Another shared activity that allows for coming to know and care for individuals in a less-direct manner, in this case while undertaking a less tangible goal, is brought to life in the Poetry Detectives gathering on Second Saturdays, again at the Schoolhouse. This weekend, four of us appeared to discuss four very different poems, from four very different perspectives, but some months you might meet as many as twelve detectives, even some men, detecting significance and pleasure in an array of poetry some of us are encountering for the first time, some after many thoughtful readings. All observations (for this is largely the extent of what we claim to do) are welcomed and respected equally, entertained, expanded upon, but above all, enjoyed. I could hardly tell you anything “personal,” in a conventional sense, about my fellow word-and-meaning sleuths, but at another, very different level, I feel I have come to know them deeply and meaningfully. Come join us!

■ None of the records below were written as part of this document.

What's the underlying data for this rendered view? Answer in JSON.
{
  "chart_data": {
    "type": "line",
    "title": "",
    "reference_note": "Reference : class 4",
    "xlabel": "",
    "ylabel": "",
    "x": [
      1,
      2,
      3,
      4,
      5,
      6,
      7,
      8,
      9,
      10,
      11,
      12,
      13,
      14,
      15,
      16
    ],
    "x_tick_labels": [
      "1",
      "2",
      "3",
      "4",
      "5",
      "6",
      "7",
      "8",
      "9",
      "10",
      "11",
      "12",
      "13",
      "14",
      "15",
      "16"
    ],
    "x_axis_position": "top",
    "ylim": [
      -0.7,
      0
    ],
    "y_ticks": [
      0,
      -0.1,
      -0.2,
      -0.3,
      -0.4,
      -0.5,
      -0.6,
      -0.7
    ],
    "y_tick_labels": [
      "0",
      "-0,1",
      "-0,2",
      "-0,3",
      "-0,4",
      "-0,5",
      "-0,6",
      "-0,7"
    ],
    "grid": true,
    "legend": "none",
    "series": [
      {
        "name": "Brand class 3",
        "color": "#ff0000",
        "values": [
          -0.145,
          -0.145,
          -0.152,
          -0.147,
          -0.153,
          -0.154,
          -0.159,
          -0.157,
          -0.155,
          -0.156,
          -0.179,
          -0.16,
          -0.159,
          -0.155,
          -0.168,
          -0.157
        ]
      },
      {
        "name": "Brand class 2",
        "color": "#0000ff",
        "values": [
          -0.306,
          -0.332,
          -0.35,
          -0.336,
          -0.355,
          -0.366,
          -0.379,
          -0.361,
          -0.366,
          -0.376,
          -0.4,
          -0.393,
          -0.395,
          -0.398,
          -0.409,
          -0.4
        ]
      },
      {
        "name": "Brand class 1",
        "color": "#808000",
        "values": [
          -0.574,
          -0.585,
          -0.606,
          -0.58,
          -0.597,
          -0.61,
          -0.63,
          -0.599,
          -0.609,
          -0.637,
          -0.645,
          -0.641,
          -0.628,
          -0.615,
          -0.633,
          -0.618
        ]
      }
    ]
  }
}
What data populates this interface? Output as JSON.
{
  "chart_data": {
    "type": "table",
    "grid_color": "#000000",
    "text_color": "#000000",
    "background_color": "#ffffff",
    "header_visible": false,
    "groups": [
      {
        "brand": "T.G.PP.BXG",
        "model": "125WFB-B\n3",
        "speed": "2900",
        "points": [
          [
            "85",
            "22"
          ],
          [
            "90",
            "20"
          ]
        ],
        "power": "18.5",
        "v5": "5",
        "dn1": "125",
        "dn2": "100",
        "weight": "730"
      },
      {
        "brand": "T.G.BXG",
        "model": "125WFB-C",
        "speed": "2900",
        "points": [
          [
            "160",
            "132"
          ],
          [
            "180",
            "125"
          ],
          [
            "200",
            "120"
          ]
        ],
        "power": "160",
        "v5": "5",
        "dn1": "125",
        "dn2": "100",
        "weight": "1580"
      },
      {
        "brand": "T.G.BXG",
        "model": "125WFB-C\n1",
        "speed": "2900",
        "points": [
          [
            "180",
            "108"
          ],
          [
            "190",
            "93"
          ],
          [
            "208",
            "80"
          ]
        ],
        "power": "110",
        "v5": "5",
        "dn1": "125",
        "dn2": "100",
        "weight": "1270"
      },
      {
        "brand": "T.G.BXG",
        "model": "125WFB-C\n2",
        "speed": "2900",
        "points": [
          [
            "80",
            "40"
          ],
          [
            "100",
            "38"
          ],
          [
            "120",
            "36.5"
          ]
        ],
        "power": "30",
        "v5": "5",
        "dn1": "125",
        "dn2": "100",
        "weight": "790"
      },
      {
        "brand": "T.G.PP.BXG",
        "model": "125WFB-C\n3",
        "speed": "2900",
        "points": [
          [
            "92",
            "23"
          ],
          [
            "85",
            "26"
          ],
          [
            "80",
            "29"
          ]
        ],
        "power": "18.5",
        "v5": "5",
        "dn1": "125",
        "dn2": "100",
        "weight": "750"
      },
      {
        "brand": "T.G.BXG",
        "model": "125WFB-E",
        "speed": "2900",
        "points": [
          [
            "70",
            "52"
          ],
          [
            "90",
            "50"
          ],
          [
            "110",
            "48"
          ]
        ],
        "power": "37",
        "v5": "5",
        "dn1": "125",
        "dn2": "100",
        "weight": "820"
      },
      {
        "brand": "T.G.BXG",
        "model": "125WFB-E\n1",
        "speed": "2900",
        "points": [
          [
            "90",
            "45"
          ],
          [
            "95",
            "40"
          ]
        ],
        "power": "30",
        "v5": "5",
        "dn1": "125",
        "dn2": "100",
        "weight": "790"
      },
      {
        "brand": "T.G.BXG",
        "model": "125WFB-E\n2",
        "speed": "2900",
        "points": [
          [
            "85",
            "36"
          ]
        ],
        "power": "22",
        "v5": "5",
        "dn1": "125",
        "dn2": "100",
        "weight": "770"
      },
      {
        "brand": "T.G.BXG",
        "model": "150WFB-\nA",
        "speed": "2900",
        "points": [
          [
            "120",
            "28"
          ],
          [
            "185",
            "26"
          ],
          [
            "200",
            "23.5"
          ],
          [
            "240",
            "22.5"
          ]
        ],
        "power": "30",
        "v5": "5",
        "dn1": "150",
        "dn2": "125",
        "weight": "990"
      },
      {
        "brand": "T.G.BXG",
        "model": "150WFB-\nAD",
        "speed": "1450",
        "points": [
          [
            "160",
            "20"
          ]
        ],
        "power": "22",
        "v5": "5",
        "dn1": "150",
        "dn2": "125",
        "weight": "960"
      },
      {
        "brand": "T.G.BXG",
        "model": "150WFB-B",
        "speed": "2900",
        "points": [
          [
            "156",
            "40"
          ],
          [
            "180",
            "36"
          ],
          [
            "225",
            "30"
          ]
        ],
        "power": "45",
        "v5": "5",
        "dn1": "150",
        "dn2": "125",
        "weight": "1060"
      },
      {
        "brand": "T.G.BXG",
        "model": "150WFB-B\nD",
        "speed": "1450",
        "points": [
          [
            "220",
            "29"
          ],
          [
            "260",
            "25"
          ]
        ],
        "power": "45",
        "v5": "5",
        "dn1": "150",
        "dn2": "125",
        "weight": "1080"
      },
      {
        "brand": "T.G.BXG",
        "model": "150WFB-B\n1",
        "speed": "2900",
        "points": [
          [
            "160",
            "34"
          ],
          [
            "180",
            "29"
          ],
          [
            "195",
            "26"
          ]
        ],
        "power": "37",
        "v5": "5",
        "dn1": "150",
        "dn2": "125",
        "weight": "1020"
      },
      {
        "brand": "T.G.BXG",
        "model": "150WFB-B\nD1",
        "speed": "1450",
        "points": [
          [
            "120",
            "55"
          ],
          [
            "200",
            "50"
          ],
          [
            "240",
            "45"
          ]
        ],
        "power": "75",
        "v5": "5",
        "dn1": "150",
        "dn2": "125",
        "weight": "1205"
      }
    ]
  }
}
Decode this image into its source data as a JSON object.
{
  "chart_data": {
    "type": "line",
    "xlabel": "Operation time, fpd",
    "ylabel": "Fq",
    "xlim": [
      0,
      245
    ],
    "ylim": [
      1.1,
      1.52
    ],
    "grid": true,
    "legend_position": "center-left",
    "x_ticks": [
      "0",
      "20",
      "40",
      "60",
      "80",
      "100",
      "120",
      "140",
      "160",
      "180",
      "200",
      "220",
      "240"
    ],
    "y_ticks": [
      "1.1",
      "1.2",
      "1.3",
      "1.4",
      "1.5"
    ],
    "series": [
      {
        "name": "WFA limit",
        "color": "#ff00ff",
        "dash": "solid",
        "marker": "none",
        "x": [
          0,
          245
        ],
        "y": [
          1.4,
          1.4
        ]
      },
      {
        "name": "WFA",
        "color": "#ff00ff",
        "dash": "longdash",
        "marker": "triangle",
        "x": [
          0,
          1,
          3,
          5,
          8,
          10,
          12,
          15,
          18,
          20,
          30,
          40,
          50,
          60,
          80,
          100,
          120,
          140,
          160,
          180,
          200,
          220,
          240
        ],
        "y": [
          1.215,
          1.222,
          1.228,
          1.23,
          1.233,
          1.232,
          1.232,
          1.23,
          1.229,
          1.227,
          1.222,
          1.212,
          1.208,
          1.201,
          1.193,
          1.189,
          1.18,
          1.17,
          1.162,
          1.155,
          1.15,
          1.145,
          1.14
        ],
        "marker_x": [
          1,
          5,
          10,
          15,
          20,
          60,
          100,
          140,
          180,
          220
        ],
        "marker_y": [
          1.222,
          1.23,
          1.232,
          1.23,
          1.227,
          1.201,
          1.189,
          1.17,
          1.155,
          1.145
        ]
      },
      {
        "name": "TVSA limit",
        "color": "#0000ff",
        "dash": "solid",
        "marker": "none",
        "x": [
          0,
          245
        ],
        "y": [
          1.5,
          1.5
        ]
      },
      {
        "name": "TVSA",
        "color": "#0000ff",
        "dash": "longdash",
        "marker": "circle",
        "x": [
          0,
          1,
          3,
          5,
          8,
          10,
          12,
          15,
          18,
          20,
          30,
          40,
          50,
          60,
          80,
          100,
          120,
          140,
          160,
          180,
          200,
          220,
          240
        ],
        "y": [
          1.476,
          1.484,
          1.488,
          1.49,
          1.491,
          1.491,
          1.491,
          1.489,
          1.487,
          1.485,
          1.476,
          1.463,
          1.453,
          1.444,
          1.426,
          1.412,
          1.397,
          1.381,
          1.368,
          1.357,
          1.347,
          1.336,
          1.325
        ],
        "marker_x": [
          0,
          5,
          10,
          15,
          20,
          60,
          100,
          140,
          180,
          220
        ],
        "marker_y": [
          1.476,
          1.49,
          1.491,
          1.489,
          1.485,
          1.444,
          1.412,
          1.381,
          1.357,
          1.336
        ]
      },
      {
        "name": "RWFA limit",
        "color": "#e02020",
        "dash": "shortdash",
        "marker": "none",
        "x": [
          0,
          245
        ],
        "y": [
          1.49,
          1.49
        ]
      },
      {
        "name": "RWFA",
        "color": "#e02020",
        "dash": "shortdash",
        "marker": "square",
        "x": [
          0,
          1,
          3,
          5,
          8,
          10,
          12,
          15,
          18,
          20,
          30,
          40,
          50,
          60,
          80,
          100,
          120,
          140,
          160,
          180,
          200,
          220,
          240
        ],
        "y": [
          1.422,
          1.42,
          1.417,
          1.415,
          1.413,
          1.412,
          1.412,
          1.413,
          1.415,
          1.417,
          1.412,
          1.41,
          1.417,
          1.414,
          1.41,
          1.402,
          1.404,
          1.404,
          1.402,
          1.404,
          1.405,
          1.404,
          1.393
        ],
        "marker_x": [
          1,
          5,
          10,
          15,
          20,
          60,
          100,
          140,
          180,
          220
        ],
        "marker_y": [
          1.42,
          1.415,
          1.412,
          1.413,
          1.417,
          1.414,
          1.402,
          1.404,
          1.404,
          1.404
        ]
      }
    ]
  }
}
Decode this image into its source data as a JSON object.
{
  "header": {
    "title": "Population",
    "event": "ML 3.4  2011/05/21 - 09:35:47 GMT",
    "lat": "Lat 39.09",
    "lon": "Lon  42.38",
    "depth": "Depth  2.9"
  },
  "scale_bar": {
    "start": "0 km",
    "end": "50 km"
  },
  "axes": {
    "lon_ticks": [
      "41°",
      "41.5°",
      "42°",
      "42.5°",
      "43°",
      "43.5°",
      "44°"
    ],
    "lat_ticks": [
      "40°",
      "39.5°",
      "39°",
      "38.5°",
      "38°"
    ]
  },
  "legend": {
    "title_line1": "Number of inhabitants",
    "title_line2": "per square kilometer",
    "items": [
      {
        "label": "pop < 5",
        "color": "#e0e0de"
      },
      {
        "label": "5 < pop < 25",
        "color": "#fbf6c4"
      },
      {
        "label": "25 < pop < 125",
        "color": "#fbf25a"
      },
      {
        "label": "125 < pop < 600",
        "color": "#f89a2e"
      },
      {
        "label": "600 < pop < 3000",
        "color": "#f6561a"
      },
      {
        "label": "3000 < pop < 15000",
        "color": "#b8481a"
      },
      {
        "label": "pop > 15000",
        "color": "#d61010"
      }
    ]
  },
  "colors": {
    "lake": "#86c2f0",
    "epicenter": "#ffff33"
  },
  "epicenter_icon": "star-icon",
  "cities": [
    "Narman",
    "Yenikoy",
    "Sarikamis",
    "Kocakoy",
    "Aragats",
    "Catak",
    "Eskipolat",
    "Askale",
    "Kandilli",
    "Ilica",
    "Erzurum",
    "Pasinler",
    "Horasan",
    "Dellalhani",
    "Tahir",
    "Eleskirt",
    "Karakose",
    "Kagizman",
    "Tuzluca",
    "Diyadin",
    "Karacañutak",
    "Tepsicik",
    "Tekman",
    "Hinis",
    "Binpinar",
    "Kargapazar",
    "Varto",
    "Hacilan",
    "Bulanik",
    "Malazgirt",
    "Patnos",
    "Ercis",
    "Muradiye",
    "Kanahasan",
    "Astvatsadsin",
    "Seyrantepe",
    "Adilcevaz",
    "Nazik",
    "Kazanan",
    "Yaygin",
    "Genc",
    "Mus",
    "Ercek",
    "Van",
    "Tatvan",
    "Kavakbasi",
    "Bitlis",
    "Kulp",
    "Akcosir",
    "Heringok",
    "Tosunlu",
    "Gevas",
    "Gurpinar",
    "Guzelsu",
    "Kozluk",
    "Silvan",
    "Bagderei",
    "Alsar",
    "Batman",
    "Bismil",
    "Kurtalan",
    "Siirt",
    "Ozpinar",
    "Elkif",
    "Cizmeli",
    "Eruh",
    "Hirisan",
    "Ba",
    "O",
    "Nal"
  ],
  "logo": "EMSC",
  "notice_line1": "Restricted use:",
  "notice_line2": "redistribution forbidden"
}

My last regular, communal commitment is working Setup Shift for Bloomington’s Interfaith Winter Shelter, now in its 6th season shared among area faith communities, including my own. From the beginning, I have worked setup with my minor daughters, who can work only this early no-contact-with-guests shift due to the Low Barrier nature of the shelter. Tonight, our usual Monday night crew was AWESOME, in and out in just over half an hour, a well-oiled machine. We lay out, most nights, 62 doubled mat sets with cased pillow, blanket, sheet, and a magnetically-numbered folding chair for a headboard/bedside table, in three different rooms for men/women/overflow; thread light-blocking blinds into exit doors; erect a dining area for soup, crackers, snacks, and decaf with salt and peppers on clean tabletops; place signage for restrooms and smoke schedules; set out breath mints, earplugs, and feminine hygiene products; inset tens of plastic bags to hold guests’ belongings for the night; cover congregational postings to protect the privacy of congregants/groups that meet in the building; then bid one another a cheery goodnight, walking anyone unaccompanied to their car. I leave, again, feeling that I have shared something precious with these individuals I have come to know through shared work and the values and beliefs in what really matters that this work signifies. I know their first names, but little else of any particular nature about them.

What ways do you like to “be in company” with others? What communities you participate in are precious to you? How can more of us find ways to bridge the seemingly insurmountable divides of ideology, politics, religion, race, class, age, and more, that Ruth Bader Ginsberg so eloquently addressed in her tribute to Supreme Court Justice and Best Opera Buddy Antonin Scalia?